The broader issues include training models on datasets narrower than the population they are ultimately meant to reflect, Malik says. For example, an AI that spots pneumonia on chest X-rays that have only been trained on older people might be less accurate on younger people. Another problem is that algorithms often end up relying on shortcuts that don’t always stick, says Jessica Hullman, a computer scientist at Northwestern University in Evanston, Illinois, who will speak at the workshop. For example, a computer vision algorithm could learn to recognize a cow by the grassy background in most cow images, so it would fail when it encountered an image of the animal on a mountain or a beach.
The high accuracy of predictions in tests often fools people into thinking the models are capturing the “true structure of the problem” in a human-like way, she says. The situation is similar to the replication crisis in psychology, in which people place too much faith in statistical methods, she adds.
The hype around the capabilities of machine learning has played a role in researchers accepting their findings too easily, Kapoor says. The word “prediction” itself is problematic, says Malik, because most predictions are actually tested in hindsight and have nothing to do with predicting the future.
Troubleshoot data leaks
Kapoor and Narayanan’s solution to combating data leaks is for researchers to include evidence in their manuscripts that their models do not have each of the eight types of leaks. The authors suggest a model for such documentation, which they call “model information” sheets.
Over the past three years, biomedicine has come a long way with a similar approach, says Xiao Liu, a clinical ophthalmologist at the University of Birmingham, UK, who helped create reporting guidelines for studies involving AI, for example in screening or diagnosis. In 2019, Liu and his colleagues found that only 5% of more than 20,000 articles using AI for medical imaging were described in enough detail to determine if they would work in a clinical setting.5. The guidelines don’t directly improve anyone’s models, but they “make it really obvious who the people are who did it right, and who maybe the ones who didn’t do it well,” she says. , which is a resource that regulators can tap into.
Collaboration can also help, says Malik.
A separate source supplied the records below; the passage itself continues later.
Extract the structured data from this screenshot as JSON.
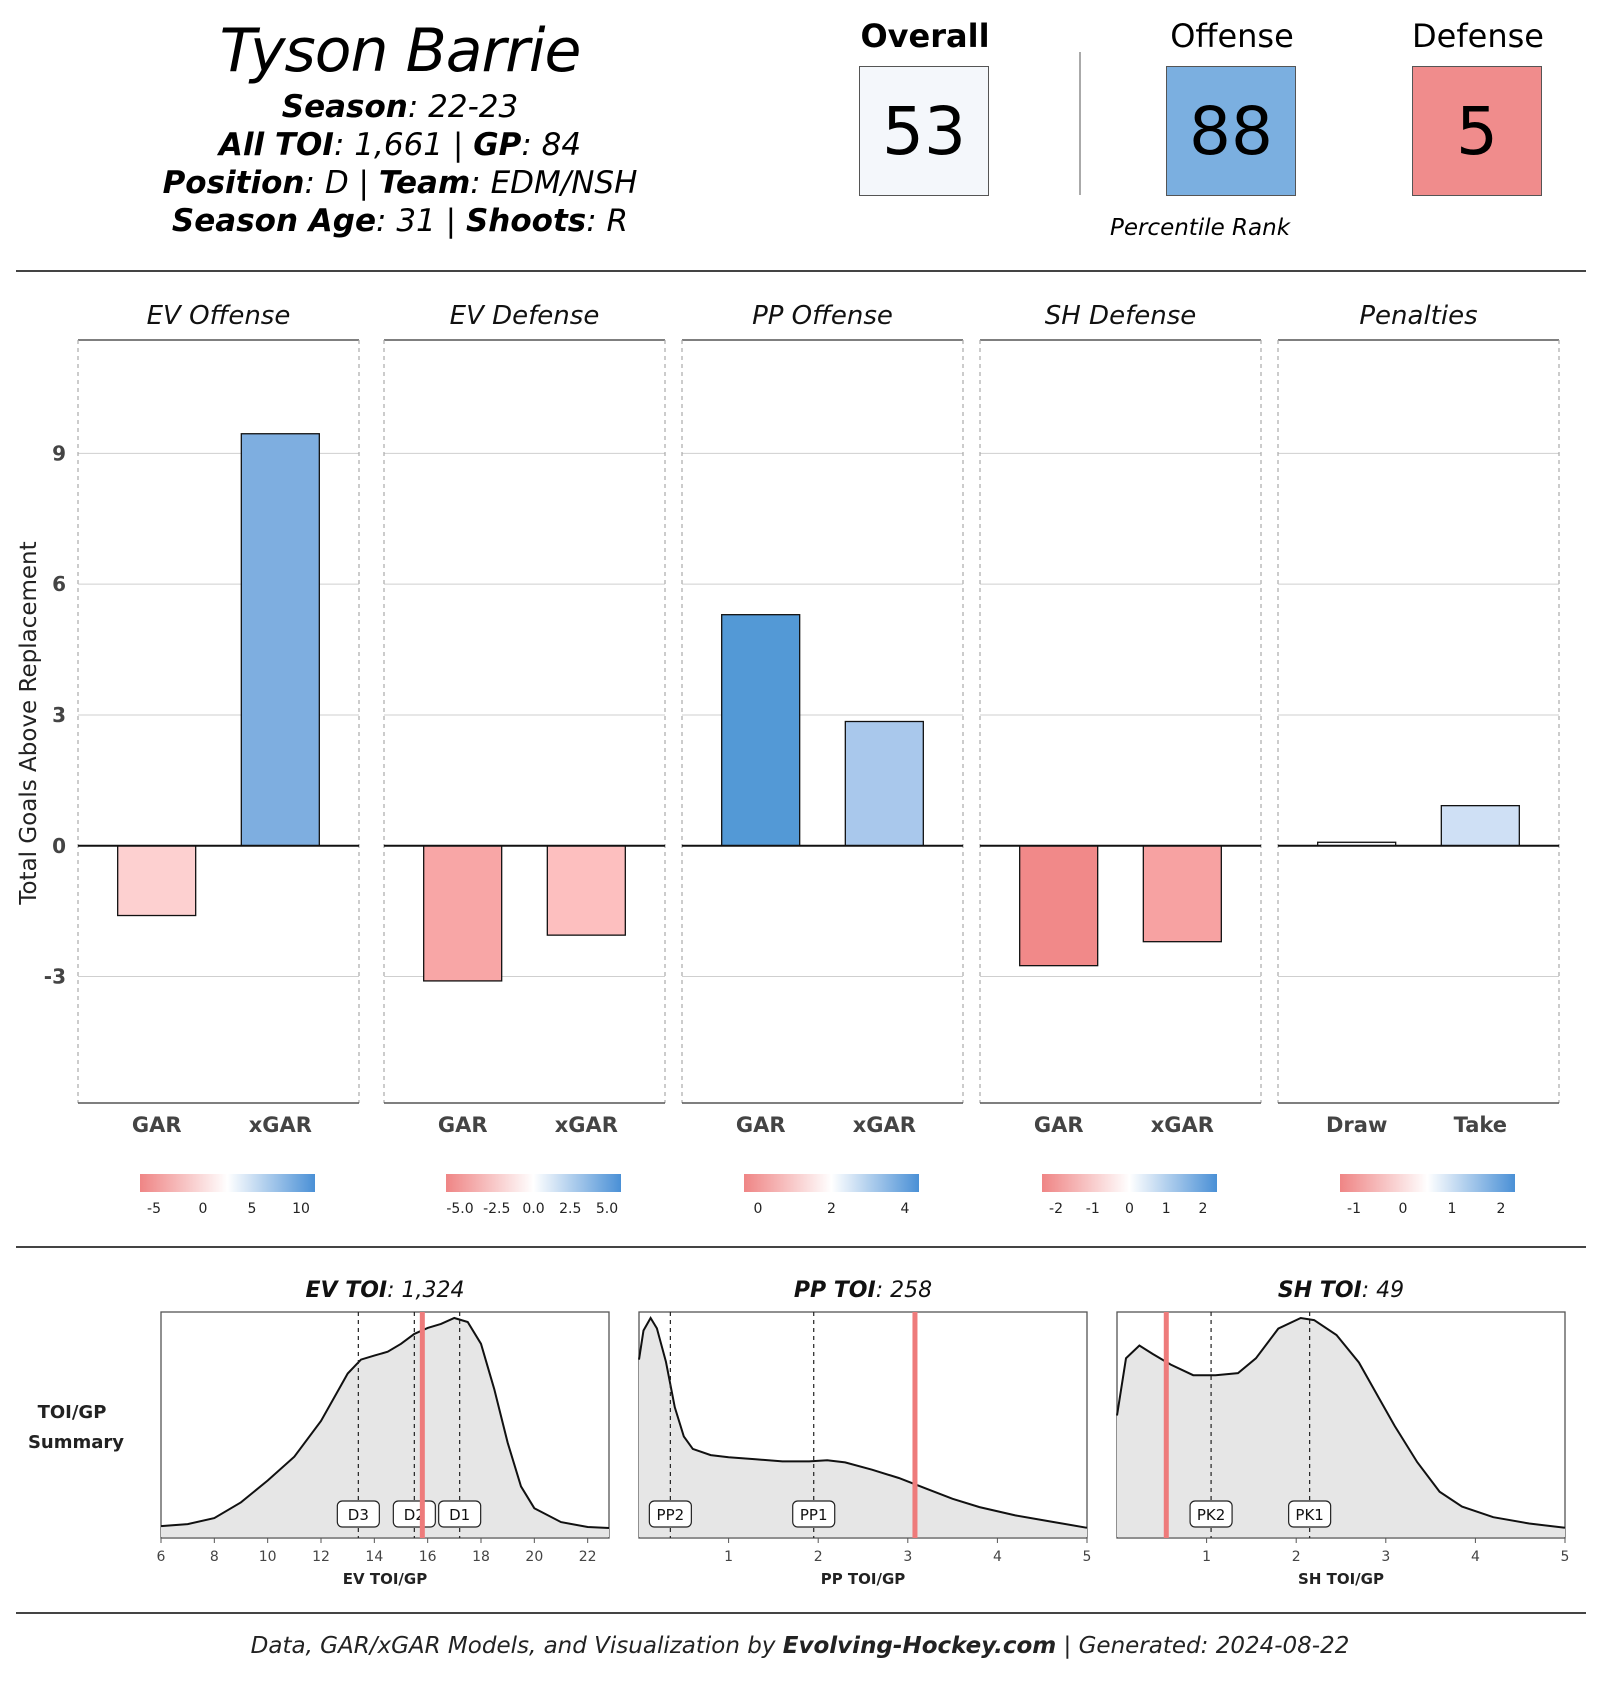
{
  "player": {
    "name": "Tyson Barrie",
    "season_label": "Season",
    "season": "22-23",
    "toi_label": "All TOI",
    "toi": "1,661",
    "gp_label": "GP",
    "gp": "84",
    "position_label": "Position",
    "position": "D",
    "team_label": "Team",
    "team": "EDM/NSH",
    "age_label": "Season Age",
    "age": "31",
    "shoots_label": "Shoots",
    "shoots": "R",
    "sep": "|"
  },
  "ranks": {
    "overall_label": "Overall",
    "overall": "53",
    "offense_label": "Offense",
    "offense": "88",
    "defense_label": "Defense",
    "defense": "5",
    "caption": "Percentile Rank",
    "colors": {
      "overall": "#f4f7fb",
      "offense": "#7bafe0",
      "defense": "#f08c8c"
    }
  },
  "chart_data": [
    {
      "type": "bar",
      "title": "Total Goals Above Replacement by component",
      "ylabel": "Total Goals Above Replacement",
      "ylim": [
        -5.9,
        11.6
      ],
      "yticks": [
        -3,
        0,
        3,
        6,
        9
      ],
      "panels": [
        {
          "title": "EV Offense",
          "categories": [
            "GAR",
            "xGAR"
          ],
          "values": [
            -1.6,
            9.45
          ],
          "colors": [
            "#fdd0d0",
            "#7eaee0"
          ],
          "legend_ticks": [
            "-5",
            "0",
            "5",
            "10"
          ]
        },
        {
          "title": "EV Defense",
          "categories": [
            "GAR",
            "xGAR"
          ],
          "values": [
            -3.1,
            -2.05
          ],
          "colors": [
            "#f8a6a6",
            "#fdbfbf"
          ],
          "legend_ticks": [
            "-5.0",
            "-2.5",
            "0.0",
            "2.5",
            "5.0"
          ]
        },
        {
          "title": "PP Offense",
          "categories": [
            "GAR",
            "xGAR"
          ],
          "values": [
            5.3,
            2.85
          ],
          "colors": [
            "#5399d6",
            "#a9c8ec"
          ],
          "legend_ticks": [
            "0",
            "2",
            "4"
          ]
        },
        {
          "title": "SH Defense",
          "categories": [
            "GAR",
            "xGAR"
          ],
          "values": [
            -2.75,
            -2.2
          ],
          "colors": [
            "#f18989",
            "#f7a2a2"
          ],
          "legend_ticks": [
            "-2",
            "-1",
            "0",
            "1",
            "2"
          ]
        },
        {
          "title": "Penalties",
          "categories": [
            "Draw",
            "Take"
          ],
          "values": [
            0.08,
            0.92
          ],
          "colors": [
            "#fafbfd",
            "#cfe0f5"
          ],
          "legend_ticks": [
            "-1",
            "0",
            "1",
            "2"
          ]
        }
      ]
    },
    {
      "type": "area",
      "title": "TOI/GP Summary",
      "row_label": [
        "TOI/GP",
        "Summary"
      ],
      "panels": [
        {
          "title_label": "EV TOI",
          "title_value": "1,324",
          "xlabel": "EV TOI/GP",
          "xlim": [
            6,
            22.8
          ],
          "xticks": [
            6,
            8,
            10,
            12,
            14,
            16,
            18,
            20,
            22
          ],
          "player_value": 15.8,
          "markers": [
            {
              "label": "D3",
              "x": 13.4
            },
            {
              "label": "D2",
              "x": 15.5
            },
            {
              "label": "D1",
              "x": 17.2
            }
          ],
          "density": [
            [
              6,
              0.03
            ],
            [
              7,
              0.04
            ],
            [
              8,
              0.07
            ],
            [
              9,
              0.15
            ],
            [
              10,
              0.26
            ],
            [
              11,
              0.38
            ],
            [
              12,
              0.56
            ],
            [
              13,
              0.8
            ],
            [
              13.5,
              0.87
            ],
            [
              14,
              0.89
            ],
            [
              14.5,
              0.91
            ],
            [
              15,
              0.95
            ],
            [
              15.5,
              1.0
            ],
            [
              16,
              1.03
            ],
            [
              16.5,
              1.05
            ],
            [
              17,
              1.08
            ],
            [
              17.5,
              1.06
            ],
            [
              18,
              0.95
            ],
            [
              18.5,
              0.72
            ],
            [
              19,
              0.45
            ],
            [
              19.5,
              0.23
            ],
            [
              20,
              0.12
            ],
            [
              21,
              0.05
            ],
            [
              22,
              0.025
            ],
            [
              22.8,
              0.02
            ]
          ]
        },
        {
          "title_label": "PP TOI",
          "title_value": "258",
          "xlabel": "PP TOI/GP",
          "xlim": [
            0,
            5
          ],
          "xticks": [
            1,
            2,
            3,
            4,
            5
          ],
          "player_value": 3.08,
          "markers": [
            {
              "label": "PP2",
              "x": 0.35
            },
            {
              "label": "PP1",
              "x": 1.95
            }
          ],
          "density": [
            [
              0,
              0.83
            ],
            [
              0.05,
              0.97
            ],
            [
              0.13,
              1.03
            ],
            [
              0.2,
              0.98
            ],
            [
              0.3,
              0.82
            ],
            [
              0.4,
              0.6
            ],
            [
              0.5,
              0.46
            ],
            [
              0.6,
              0.4
            ],
            [
              0.8,
              0.37
            ],
            [
              1.0,
              0.36
            ],
            [
              1.3,
              0.35
            ],
            [
              1.6,
              0.34
            ],
            [
              1.9,
              0.34
            ],
            [
              2.1,
              0.345
            ],
            [
              2.3,
              0.335
            ],
            [
              2.6,
              0.3
            ],
            [
              2.9,
              0.26
            ],
            [
              3.2,
              0.21
            ],
            [
              3.5,
              0.16
            ],
            [
              3.8,
              0.12
            ],
            [
              4.2,
              0.08
            ],
            [
              4.6,
              0.05
            ],
            [
              5.0,
              0.02
            ]
          ]
        },
        {
          "title_label": "SH TOI",
          "title_value": "49",
          "xlabel": "SH TOI/GP",
          "xlim": [
            0,
            5
          ],
          "xticks": [
            1,
            2,
            3,
            4,
            5
          ],
          "player_value": 0.55,
          "markers": [
            {
              "label": "PK2",
              "x": 1.05
            },
            {
              "label": "PK1",
              "x": 2.15
            }
          ],
          "density": [
            [
              0,
              0.55
            ],
            [
              0.1,
              0.82
            ],
            [
              0.25,
              0.88
            ],
            [
              0.4,
              0.84
            ],
            [
              0.6,
              0.79
            ],
            [
              0.85,
              0.74
            ],
            [
              1.1,
              0.74
            ],
            [
              1.35,
              0.75
            ],
            [
              1.55,
              0.82
            ],
            [
              1.8,
              0.96
            ],
            [
              2.05,
              1.01
            ],
            [
              2.2,
              1.0
            ],
            [
              2.45,
              0.93
            ],
            [
              2.7,
              0.8
            ],
            [
              2.9,
              0.65
            ],
            [
              3.1,
              0.5
            ],
            [
              3.35,
              0.33
            ],
            [
              3.6,
              0.19
            ],
            [
              3.85,
              0.12
            ],
            [
              4.2,
              0.07
            ],
            [
              4.6,
              0.04
            ],
            [
              5.0,
              0.02
            ]
          ]
        }
      ]
    }
  ],
  "footer": {
    "text_before": "Data, GAR/xGAR Models, and Visualization by",
    "site": "Evolving-Hockey.com",
    "sep": "|",
    "generated": "Generated: 2024-08-22"
  }
}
He suggests that studies involve both specialists in the relevant discipline and researchers in machine learning, statistics and survey sampling.
Areas where machine learning finds leads — like drug discovery — stand to benefit hugely from the technology, Kapoor says. But other areas will need more work to show that it will be useful, he adds. Although machine learning is still relatively new in many fields, researchers need to avoid the kind of crisis of confidence that followed the replication crisis in psychology a decade ago, he says. “The longer we delay it, the bigger the problem will be.”